Unfortunately this does NOT work. Blackmagic Ultrastudio Mini Monitor 3g downsamples UHD P to HD P only if you select that option, but it does NOT interlace the signal. Is there any affordable breakout box that has this conversion and can be attached to a macbook pro? I am afraid I cannot connect aja cards to my mbp.

 

I really hope we will get rid of those interlaced formats as intermediate formates in broadcast stations soon, they cause so much issues with interline twitter and its crazy to interlace and then deinterlace for broadcast. Plus more and more is produced for streaming, so progressive makes even more sense.

Inspiring
June 19, 2025

Blackmagic Mini Converter UpDownCross HD could be a solution. could i daisy chain my blackmagic mini monitor 3g to this device to be able to preview an uhd timeline as 50i? Will it look similar to the exported output?

December 8, 2023

We are trying to setup a remote editing session on this mac, so the output of the breakout box will not be visible. Is there any way to enable deinterlacing in the viewer window? Working in 50p is risky because you are not able to see some artifacts that could occur on export.

Correct answer
December 6, 2023

WOW. Again it was the fault of the Sony Catalyst Prepare Plugin. It plays back ALL my 50p footage as 25p, adds LOTS of strain to my CPU and even exports as 25p. I cannot believe it. I am busy with premiere for three full days now to find a workflow for a documentary and all I am doing is troubleshooting errors that are all caused by this plugin. I even had a five hour adobe support session because import of sony videofiles was always stuck and the cause was this plugin as well. So I will definitely give it up. Without the plugin my 50p footage plays back fine in a 50i timeliny on my Ultrastudio 3g. I can even playback the 50p source files when I select "scale down" unsupported frame size in Playback Preferences. It only takes about one to two seconds for the video to show up in the external monitor when I switch from the 1080i timeline to the source footage. In the viewer I can see it immediately. Must be due to the conversion. But I think this will work out. I am glad I tested this plugin before I started editing the documentary - would be a catastrophy in the end.

Ann Bens
Community Expert
Community Expert
December 6, 2023

I would work in a matching timeline and export to 50i

December 6, 2023

Thanks, do you mean an UHD timeline? Or a HD 50p timeline?

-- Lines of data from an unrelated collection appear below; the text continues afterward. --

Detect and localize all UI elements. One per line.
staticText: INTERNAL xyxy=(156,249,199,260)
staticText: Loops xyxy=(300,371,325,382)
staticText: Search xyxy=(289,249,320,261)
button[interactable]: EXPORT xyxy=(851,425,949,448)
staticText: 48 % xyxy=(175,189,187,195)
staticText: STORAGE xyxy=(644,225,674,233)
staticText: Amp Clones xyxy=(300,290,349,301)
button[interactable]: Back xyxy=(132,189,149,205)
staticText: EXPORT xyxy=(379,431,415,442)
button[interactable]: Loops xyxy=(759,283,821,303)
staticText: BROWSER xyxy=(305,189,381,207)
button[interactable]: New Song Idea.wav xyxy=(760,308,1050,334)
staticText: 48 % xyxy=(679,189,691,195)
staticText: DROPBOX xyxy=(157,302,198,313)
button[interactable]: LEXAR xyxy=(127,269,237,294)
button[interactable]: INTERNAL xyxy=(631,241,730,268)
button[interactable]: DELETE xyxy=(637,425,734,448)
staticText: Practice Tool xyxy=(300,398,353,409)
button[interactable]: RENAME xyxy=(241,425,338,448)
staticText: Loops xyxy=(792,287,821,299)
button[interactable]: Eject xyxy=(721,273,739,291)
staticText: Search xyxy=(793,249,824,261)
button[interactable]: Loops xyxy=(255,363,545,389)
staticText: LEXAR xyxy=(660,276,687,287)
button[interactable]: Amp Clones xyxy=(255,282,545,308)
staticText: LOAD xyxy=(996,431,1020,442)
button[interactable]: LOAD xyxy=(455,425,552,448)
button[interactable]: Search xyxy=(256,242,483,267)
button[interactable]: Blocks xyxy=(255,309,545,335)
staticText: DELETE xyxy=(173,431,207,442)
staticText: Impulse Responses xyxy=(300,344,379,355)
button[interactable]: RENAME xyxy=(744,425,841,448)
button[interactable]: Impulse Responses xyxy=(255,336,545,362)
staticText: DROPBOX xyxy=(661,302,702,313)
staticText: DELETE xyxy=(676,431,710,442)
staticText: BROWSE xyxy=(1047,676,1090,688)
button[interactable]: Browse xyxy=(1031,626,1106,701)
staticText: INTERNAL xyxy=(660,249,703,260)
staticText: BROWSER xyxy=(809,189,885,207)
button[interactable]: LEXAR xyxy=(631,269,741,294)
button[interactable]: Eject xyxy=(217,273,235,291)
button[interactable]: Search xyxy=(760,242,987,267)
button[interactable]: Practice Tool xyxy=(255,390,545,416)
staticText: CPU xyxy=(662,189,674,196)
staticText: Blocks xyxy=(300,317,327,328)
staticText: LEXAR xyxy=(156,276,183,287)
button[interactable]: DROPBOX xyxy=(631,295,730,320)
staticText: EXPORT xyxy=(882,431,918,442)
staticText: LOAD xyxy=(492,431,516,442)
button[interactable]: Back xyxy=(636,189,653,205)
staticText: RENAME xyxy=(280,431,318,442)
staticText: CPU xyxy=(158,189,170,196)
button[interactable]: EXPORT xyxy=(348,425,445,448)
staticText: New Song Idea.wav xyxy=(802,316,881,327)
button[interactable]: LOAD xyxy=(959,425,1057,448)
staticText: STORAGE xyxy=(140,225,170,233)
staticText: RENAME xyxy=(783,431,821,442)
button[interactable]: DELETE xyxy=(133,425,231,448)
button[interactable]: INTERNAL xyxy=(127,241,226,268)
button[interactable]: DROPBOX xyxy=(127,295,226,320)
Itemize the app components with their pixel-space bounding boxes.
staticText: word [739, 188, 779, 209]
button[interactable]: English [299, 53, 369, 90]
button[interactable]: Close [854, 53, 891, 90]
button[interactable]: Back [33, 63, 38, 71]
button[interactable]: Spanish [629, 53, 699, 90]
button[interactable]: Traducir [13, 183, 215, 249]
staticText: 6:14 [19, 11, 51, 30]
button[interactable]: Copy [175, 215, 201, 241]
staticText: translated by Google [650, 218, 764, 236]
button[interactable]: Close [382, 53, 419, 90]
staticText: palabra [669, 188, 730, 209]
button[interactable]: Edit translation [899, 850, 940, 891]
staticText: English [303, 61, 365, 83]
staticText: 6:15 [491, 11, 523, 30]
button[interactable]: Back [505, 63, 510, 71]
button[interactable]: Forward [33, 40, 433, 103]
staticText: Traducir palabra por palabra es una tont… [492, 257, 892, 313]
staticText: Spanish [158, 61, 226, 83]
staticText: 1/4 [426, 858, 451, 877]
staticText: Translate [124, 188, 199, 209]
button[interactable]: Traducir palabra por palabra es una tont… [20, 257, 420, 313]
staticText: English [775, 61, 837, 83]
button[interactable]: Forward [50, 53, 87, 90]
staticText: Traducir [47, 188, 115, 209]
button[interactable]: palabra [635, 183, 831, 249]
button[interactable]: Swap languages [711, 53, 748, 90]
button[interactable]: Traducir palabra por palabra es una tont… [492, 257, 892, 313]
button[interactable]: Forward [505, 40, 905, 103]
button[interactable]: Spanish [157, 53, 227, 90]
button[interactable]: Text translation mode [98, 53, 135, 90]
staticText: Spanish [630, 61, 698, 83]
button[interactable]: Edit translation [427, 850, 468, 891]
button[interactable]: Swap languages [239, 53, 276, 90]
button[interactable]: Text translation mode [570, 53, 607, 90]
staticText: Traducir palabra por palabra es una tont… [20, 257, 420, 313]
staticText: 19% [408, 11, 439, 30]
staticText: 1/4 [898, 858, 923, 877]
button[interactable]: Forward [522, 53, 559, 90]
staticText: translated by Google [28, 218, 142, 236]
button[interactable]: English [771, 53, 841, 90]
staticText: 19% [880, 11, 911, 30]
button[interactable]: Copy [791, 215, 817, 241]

I guess working in UHD could creade massive render files that are not necessary.

The other problem ist:

I sometimes get moire artifacts due to 50i conversion.

Mostly this happen in drone shorts due to small sensors and oversharpening.

I can only see those issues when I am working in 50i.

So there is no easy way to work in the desired output format?

Mike McCarthy
Community Expert
Community Expert
December 6, 2023

I see. Usually I apply motion or directional blur so I dont make the whole image blurry. But the problem is, I cannot see if its necessary if I dont work in 1080i. I cannot even see it after export - only with an appropriate breakout box like my Ultrastudio Monitor.


This is one of the few times where the dedicated conversion hardware in the AJA Kona/io4K cards could be helpful.  It should allow you to convert a 1080p50 sequence in Premiere to a 1080i50 output to your video monitor.  That way your video looks good on your computer (50p) while accurately displaying the interlaced output on your video monitor, without a performance hit.  The Blackmagic cards don't have that conversion option, and only display the exact frame and format that Premiere sends it, and the interlacing step is probably where you are seeing the performance hit.  Otherwise editing at 50p and exporting at 50i is probably your best bet, and do an early temp render to playback and look for issues.